Is AI voice cloning legal?
By the time it gets disproven, people have cancelled tickets, changed opinions, unsubscribed, cut ties, and many won’t hear that it got disproven at all. This could potentially give rise to legal retaliation, although whether this would be considered defamation or slander (considering it’s in the defendants own voice) has yet to see precedent.
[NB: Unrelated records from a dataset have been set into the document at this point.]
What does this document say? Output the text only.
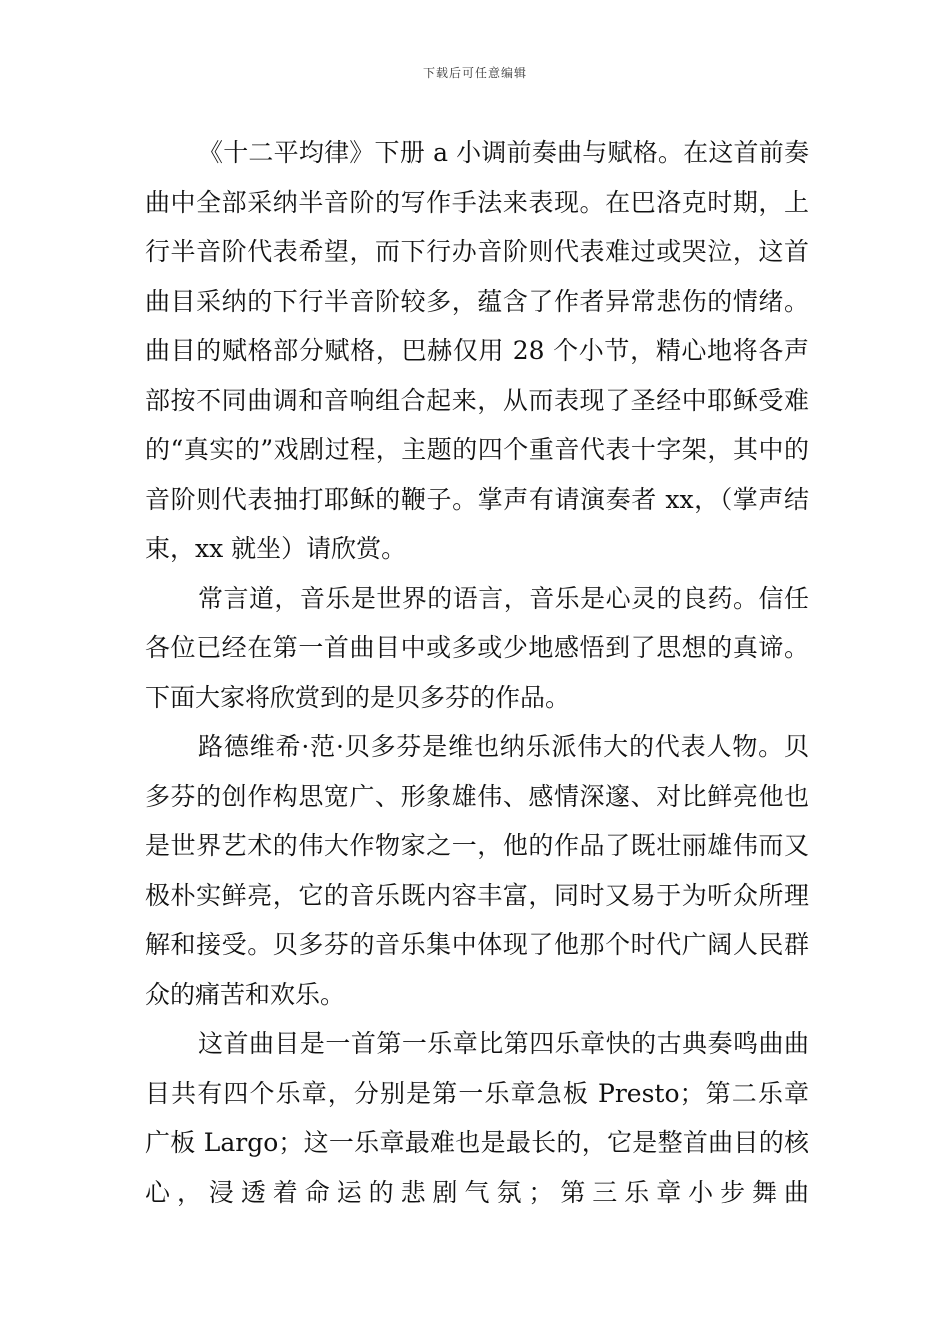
下载后可任意编辑

《十二平均律》下册 a 小调前奏曲与赋格。在这首前奏曲中全部采纳半音阶的写作手法来表现。在巴洛克时期，上行半音阶代表希望，而下行办音阶则代表难过或哭泣，这首曲目采纳的下行半音阶较多，蕴含了作者异常悲伤的情绪。曲目的赋格部分赋格，巴赫仅用 28 个小节，精心地将各声部按不同曲调和音响组合起来，从而表现了圣经中耶稣受难的“真实的”戏剧过程，主题的四个重音代表十字架，其中的音阶则代表抽打耶稣的鞭子。掌声有请演奏者 xx，（掌声结束，xx 就坐）请欣赏。

常言道，音乐是世界的语言，音乐是心灵的良药。信任各位已经在第一首曲目中或多或少地感悟到了思想的真谛。下面大家将欣赏到的是贝多芬的作品。

路德维希·范·贝多芬是维也纳乐派伟大的代表人物。贝多芬的创作构思宽广、形象雄伟、感情深邃、对比鲜亮他也是世界艺术的伟大作物家之一，他的作品了既壮丽雄伟而又极朴实鲜亮，它的音乐既内容丰富，同时又易于为听众所理解和接受。贝多芬的音乐集中体现了他那个时代广阔人民群众的痛苦和欢乐。

这首曲目是一首第一乐章比第四乐章快的古典奏鸣曲曲目共有四个乐章，分别是第一乐章急板 Presto；第二乐章广板 Largo；这一乐章最难也是最长的，它是整首曲目的核心，浸透着命运的悲剧气氛；第三乐章小步舞曲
In addition to these misinformation concerns, there are privacy concerns and the matter of consent. The risk of fraud and impersonation as a result of this technology is unprecedented. The legality of the process of cloning a human voice, and the technology that enables it, and how an individual chooses to use that voice, are all separate considerations. For the time being, voice cloning is legal. However, this is an exploding industry with evolving use cases and embryonic legislation, so don’t expect the rules to stay the same for long.
Conclusion
In summary, AI voice cloning is a high-risk high-reward technology. Much work has yet to be done regarding legislation surrounding its creation, and use. However, it’s here to stay, and the benefits are limited only by your imagination – and having a decent microphone.